Symmetry for positive critical points of Caffarelli-Kohn-Nirenberg inequalities

TL;DR

This paper classifies positive solutions of Caffarelli-Kohn-Nirenberg inequalities involving a weighted p-Laplace operator, establishing symmetry results and extending previous findings for the case p=2 to a broader range of p values.

Contribution

It extends the symmetry classification of extremals for Caffarelli-Kohn-Nirenberg inequalities from p=2 to general p in (1,d), providing a complete solution in certain parameter ranges.

Findings

Complete classification of solutions in a certain parameter range.

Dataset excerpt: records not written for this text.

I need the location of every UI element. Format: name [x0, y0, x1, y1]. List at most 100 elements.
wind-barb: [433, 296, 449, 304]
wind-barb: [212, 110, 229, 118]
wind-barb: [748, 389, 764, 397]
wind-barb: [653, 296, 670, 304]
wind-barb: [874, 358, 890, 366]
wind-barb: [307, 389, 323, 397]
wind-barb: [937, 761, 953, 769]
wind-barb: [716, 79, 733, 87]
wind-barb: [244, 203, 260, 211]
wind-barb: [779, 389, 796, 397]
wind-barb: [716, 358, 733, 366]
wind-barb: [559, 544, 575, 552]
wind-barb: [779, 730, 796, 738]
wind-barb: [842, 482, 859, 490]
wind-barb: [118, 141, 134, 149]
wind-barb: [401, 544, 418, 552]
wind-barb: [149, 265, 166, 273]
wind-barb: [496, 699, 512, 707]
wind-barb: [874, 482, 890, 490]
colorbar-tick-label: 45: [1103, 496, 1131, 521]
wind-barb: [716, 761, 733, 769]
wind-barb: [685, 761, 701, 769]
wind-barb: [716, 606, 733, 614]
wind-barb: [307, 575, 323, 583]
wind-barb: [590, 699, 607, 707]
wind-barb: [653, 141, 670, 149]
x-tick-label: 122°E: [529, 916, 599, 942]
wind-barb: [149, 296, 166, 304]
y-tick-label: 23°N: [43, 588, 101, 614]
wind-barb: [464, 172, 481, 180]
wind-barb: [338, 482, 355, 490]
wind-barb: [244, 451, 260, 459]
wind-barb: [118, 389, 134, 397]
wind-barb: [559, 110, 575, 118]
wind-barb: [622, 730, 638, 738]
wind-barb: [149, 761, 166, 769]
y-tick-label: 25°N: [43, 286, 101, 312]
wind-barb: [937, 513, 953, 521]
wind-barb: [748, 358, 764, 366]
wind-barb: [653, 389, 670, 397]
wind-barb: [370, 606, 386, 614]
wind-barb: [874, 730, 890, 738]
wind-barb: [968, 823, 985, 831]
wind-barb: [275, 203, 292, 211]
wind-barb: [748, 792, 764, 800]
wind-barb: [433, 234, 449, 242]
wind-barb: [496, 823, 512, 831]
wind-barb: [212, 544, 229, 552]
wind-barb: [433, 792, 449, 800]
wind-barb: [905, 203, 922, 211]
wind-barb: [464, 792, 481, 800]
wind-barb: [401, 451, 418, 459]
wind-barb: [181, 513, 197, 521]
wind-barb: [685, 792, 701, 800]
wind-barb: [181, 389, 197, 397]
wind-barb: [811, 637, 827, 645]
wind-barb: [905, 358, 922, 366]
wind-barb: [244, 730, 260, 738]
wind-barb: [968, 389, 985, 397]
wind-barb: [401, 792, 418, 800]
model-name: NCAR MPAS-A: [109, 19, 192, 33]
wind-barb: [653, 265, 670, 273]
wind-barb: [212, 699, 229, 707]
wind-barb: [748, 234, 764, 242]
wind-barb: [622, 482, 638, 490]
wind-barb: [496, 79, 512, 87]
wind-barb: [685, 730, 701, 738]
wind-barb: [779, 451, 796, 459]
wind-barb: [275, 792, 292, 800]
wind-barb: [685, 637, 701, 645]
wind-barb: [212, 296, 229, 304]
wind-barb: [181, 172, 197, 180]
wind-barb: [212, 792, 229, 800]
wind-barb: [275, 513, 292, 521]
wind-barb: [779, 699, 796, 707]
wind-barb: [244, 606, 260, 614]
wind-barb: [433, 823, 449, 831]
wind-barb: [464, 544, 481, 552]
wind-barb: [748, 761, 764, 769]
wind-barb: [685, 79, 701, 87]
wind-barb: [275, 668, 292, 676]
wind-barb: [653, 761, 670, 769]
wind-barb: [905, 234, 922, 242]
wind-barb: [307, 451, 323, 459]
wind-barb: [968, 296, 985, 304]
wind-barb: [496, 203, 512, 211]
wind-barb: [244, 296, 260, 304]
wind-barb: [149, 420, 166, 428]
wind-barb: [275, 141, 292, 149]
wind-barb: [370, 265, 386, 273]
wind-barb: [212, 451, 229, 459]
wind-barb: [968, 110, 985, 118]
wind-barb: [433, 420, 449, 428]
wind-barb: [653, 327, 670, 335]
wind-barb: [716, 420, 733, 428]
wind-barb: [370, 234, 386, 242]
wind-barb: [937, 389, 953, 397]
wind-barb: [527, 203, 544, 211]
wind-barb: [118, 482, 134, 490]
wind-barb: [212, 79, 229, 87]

Symmetry results for positive solutions.

Extension of previous p=2 results to general p.

Abstract

We consider positive critical points of Caffarelli-Kohn-Nirenberg inequalities and prove a Liouville type result which allows us to give a complete classification of the solutions in a certain range of parameters, providing a symmetry result for positive solutions. The governing operator is a weighted $p$-Laplace operator, which we consider for a general $p \in (1,d)$. For $p=2$, the symmetry breaking region for extremals of Caffarelli-Kohn-Nirenberg inequalities was completely characterized in [J. Dolbeault, M. Esteban, M. Loss, Invent. Math. 44 (2016)]. Our results extend this result to a general $p$ and are optimal in some cases.